Limitations and future directions
We should note some important limitations of this study. Participants’ mean BDI-II scores were low, with most participants not endorsing depressive symptoms reaching clinically significant severity, which limited statistical power and generalizability. Interpretation bias could be a stronger predictor through rumination in individuals with more severe symptoms of depression. Data were also collected over the course of only one semester. This is a rather brief period of time and may not have been adequate to capture the development of depression symptoms. It is also possible that variables not examined in this study could be involved in the development and course of depression. Increased attention to negatively valenced stimuli, pessimistic evaluations of the future, and excessive recollection of distressing memories are all highly associated with depression. Future research should examine a wider array of cognitive biases beyond just interpretation bias, use larger samples endorsing more severe symptoms of depression, and assess participants over a longer period of time. It would also be informative to examine how these processes unfold in real time, using experience sampling or experimental induction methods.
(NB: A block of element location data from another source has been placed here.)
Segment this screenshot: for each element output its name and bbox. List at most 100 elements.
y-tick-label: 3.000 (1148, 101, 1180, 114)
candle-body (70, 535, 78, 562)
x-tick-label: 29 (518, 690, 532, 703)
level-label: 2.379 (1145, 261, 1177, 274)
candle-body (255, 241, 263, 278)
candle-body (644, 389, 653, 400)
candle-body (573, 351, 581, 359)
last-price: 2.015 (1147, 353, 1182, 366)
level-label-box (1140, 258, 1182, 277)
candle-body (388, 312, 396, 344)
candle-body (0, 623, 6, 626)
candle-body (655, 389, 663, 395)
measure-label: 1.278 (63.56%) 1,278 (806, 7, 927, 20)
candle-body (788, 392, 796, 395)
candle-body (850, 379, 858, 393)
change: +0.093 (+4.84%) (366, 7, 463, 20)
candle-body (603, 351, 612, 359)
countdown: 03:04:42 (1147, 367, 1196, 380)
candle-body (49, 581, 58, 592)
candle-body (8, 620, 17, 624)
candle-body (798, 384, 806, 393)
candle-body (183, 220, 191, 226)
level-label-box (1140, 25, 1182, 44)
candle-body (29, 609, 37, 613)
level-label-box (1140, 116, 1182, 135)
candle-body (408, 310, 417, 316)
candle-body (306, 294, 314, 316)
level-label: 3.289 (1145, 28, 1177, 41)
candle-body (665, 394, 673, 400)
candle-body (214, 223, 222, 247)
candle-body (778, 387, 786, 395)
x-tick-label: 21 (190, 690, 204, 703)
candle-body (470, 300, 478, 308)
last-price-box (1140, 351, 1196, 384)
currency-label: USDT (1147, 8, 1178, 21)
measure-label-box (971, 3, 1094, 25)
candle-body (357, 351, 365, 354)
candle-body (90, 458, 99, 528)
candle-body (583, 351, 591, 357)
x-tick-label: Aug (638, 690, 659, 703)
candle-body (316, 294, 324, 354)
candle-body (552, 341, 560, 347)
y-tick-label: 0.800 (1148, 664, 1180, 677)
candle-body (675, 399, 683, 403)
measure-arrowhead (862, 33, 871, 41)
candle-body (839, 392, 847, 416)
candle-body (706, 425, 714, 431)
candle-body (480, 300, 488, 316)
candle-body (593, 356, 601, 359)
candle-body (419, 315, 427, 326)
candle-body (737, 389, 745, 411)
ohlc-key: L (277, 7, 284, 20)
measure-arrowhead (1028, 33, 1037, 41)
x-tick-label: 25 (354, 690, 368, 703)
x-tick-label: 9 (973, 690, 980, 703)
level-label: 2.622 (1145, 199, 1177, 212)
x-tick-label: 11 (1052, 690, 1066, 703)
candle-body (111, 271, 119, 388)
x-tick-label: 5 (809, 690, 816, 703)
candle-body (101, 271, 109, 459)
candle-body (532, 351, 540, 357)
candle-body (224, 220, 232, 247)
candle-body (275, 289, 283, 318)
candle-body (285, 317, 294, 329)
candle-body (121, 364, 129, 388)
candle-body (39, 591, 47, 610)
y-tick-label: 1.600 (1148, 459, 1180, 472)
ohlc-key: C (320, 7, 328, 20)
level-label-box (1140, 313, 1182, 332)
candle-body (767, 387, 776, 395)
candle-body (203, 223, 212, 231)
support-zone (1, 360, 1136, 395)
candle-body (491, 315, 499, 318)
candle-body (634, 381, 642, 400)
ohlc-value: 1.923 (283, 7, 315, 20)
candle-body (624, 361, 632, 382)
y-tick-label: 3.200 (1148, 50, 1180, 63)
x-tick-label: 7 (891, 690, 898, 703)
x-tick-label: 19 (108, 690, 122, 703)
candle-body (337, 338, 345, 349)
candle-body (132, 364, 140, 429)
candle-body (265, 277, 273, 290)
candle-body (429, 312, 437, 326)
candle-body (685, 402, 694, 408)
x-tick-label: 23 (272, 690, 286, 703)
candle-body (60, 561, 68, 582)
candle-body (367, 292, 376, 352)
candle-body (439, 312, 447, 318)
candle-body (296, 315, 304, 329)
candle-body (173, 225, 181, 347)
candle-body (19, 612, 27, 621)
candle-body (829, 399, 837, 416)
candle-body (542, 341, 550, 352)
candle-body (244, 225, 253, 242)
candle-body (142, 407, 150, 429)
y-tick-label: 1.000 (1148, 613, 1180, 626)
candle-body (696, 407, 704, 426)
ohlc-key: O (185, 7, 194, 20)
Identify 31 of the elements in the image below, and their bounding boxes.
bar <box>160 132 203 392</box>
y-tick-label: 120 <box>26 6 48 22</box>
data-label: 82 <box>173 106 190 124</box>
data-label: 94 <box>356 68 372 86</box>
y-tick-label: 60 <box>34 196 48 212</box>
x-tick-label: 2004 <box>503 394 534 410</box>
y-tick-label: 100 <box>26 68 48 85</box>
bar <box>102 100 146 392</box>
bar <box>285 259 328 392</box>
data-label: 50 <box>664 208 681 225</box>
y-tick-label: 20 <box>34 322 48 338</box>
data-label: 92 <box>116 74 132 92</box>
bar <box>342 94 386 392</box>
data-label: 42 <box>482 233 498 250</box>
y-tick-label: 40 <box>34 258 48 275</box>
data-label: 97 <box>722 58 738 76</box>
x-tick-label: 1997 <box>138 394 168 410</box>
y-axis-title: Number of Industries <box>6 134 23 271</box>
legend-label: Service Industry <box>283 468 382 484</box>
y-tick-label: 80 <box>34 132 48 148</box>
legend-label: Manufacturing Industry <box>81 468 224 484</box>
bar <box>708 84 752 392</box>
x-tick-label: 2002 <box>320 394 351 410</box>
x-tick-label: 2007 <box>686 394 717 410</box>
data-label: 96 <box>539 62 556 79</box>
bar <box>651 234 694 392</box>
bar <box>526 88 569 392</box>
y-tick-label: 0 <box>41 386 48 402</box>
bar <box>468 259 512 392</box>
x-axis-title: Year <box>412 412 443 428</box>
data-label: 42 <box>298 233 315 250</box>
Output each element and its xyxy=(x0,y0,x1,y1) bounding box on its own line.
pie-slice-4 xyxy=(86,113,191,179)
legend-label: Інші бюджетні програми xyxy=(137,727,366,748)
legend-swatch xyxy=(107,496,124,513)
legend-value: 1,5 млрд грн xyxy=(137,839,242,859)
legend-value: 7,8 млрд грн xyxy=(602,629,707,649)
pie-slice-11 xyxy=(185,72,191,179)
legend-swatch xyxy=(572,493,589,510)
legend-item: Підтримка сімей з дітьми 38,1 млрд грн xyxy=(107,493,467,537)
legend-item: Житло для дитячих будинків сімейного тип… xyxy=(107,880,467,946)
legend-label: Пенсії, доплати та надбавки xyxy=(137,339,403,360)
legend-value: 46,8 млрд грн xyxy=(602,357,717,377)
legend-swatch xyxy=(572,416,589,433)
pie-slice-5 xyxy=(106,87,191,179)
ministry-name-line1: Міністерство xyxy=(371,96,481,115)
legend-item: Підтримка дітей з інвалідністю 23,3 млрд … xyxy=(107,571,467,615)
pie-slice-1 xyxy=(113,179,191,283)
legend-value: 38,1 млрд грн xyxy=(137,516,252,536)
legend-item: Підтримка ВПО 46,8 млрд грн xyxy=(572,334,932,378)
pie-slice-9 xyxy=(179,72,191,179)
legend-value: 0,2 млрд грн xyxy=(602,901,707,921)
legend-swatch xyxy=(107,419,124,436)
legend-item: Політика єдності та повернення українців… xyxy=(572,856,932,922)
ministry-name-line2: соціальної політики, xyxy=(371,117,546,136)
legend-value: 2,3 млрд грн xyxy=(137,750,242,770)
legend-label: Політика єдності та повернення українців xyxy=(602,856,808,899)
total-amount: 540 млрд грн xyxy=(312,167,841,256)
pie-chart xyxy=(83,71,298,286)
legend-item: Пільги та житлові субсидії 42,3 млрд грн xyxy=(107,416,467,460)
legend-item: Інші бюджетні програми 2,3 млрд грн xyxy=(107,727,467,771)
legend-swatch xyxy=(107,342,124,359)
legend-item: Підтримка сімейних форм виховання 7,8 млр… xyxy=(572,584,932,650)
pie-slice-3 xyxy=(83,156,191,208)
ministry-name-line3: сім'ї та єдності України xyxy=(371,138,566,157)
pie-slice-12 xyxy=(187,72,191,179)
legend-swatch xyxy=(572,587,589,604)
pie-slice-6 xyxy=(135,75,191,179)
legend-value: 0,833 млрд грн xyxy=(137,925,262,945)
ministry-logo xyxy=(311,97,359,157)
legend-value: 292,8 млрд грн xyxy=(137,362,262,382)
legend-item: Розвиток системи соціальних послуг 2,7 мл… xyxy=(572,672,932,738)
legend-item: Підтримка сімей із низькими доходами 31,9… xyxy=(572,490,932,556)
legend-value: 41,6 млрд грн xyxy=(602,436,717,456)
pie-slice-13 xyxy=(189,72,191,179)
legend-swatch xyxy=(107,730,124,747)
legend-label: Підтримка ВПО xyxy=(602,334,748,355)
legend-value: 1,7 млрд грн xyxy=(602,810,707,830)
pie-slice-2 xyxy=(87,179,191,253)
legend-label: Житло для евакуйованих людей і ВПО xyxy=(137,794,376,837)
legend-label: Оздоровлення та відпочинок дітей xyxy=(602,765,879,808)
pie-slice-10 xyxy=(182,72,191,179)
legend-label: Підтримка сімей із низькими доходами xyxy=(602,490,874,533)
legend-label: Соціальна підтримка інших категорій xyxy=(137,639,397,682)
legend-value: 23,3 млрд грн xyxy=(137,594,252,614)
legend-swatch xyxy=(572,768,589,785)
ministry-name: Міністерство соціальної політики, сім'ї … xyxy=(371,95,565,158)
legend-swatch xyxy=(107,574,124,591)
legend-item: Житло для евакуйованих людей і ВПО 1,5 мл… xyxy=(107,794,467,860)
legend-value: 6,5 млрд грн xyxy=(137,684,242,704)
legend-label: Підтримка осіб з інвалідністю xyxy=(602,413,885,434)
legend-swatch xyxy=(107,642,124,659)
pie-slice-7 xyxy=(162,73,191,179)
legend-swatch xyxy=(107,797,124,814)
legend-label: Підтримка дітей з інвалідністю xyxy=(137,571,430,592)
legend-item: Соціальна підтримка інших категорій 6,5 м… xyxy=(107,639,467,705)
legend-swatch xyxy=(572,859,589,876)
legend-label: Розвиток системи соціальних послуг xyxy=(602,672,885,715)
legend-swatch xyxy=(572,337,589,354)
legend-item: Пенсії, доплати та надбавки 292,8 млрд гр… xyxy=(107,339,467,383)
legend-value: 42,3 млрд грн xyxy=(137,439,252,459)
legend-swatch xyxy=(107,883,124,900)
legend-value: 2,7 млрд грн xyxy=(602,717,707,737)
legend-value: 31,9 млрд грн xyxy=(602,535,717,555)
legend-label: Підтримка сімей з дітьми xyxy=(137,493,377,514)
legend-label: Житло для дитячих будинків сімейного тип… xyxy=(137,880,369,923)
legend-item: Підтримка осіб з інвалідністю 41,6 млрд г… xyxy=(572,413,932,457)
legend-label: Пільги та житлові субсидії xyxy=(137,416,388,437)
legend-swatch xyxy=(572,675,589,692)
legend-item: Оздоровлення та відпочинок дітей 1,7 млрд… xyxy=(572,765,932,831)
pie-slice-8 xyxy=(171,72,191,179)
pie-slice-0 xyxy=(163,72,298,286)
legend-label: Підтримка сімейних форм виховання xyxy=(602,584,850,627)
It may be the case that negatively biased cognitions trigger ruminative thinking in the moment, which then exacerbates depressed mood. These momentary processes may be missed by trait measures of both cognitive bias and rumination and would be better captured by studies using ecological momentary assessment designs. Additionally, examining the potential role of alternative risk factors could also prove useful to better understand the wide array of causal mechanisms involved in the development and course of depression.
Conclusions
Our longitudinal findings contradict recent findings that cognitive biases may lead to depression symptoms through rumination. Instead, we found that rumination is a more robust predictor of depression symptoms over time compared to interpretation bias, offering further evidence for the important role of rumination as a cognitive risk factor for depression (Nolen-Hoeksema et al., 2008). Further research is needed to understand the complex interplay between different kinds of cognitive bias, cognitive forms of emotion regulation like rumination, and the development and course of depression symptoms.
Footnotes
Declaration of conflicting interests
The author(s) declared no potential conflicts of interest with respect to the research, authorship, and/or publication of this article.
Funding
The author(s) received no financial support for the research, authorship, and/or publication of this article.